Adapun hak korban yang dibunuhnya, maka taubat si pembunuh tidaklah berguna dan jelas belum tertunaikan hak korbannya, karena korban itu sudah mati. Tidak mungkin pula sampai pada tingkat dia minta penghalalan atau lepas dari tuntutan darahnya. Jadi, inilah yang masih tersisa serta menjadi beban tuntutan di pundak si pembunuh, meskipun dia sudah bertaubat. Sedangkan pada hari kiamat, maka Allah Subhanahu wa Ta’ala akan memutuskan perkara di antara mereka.

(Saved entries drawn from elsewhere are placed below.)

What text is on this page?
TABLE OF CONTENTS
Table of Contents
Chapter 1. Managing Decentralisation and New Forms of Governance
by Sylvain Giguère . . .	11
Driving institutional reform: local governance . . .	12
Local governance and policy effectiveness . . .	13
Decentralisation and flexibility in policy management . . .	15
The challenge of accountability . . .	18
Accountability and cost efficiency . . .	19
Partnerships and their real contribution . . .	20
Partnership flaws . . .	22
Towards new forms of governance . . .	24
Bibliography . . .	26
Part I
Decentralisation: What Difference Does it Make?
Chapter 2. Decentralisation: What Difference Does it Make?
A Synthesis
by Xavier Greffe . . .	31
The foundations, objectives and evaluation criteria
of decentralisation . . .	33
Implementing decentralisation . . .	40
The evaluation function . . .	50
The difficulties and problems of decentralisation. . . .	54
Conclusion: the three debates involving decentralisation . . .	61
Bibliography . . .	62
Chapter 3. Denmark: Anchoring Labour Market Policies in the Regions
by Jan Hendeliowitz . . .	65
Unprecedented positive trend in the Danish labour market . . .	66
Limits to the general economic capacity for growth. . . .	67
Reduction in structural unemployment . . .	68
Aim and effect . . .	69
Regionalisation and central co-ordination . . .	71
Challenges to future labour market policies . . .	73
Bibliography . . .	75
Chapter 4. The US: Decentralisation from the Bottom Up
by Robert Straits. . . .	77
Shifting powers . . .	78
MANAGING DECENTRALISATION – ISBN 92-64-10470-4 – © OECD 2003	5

Sedangkan hak ahli waris (wali) korban, maka taubat si pembunuh juga tidak sah hingga dia menyerahkan dirinya kepada mereka, mengakui perbuatannya, dan menyerahkan kepada mereka, apakah dia harus dihukum mati (qishash), membayar diyat (tebusan), atau mereka memaafkannya.
2. Dalam hadits kisah ini, disyariatkan untuk bertaubat dari semua dosa besar. Mungkin, ketika Allah Subhanahu wa Ta’ala menerima taubat seorang pembunuh, Dia menjamin keridhaan lawan (korban)nya, dan Dia kembalikan kezalimannya. Inilah salah satu rahmat dan keadilan Allah Subhanahu wa Ta’ala.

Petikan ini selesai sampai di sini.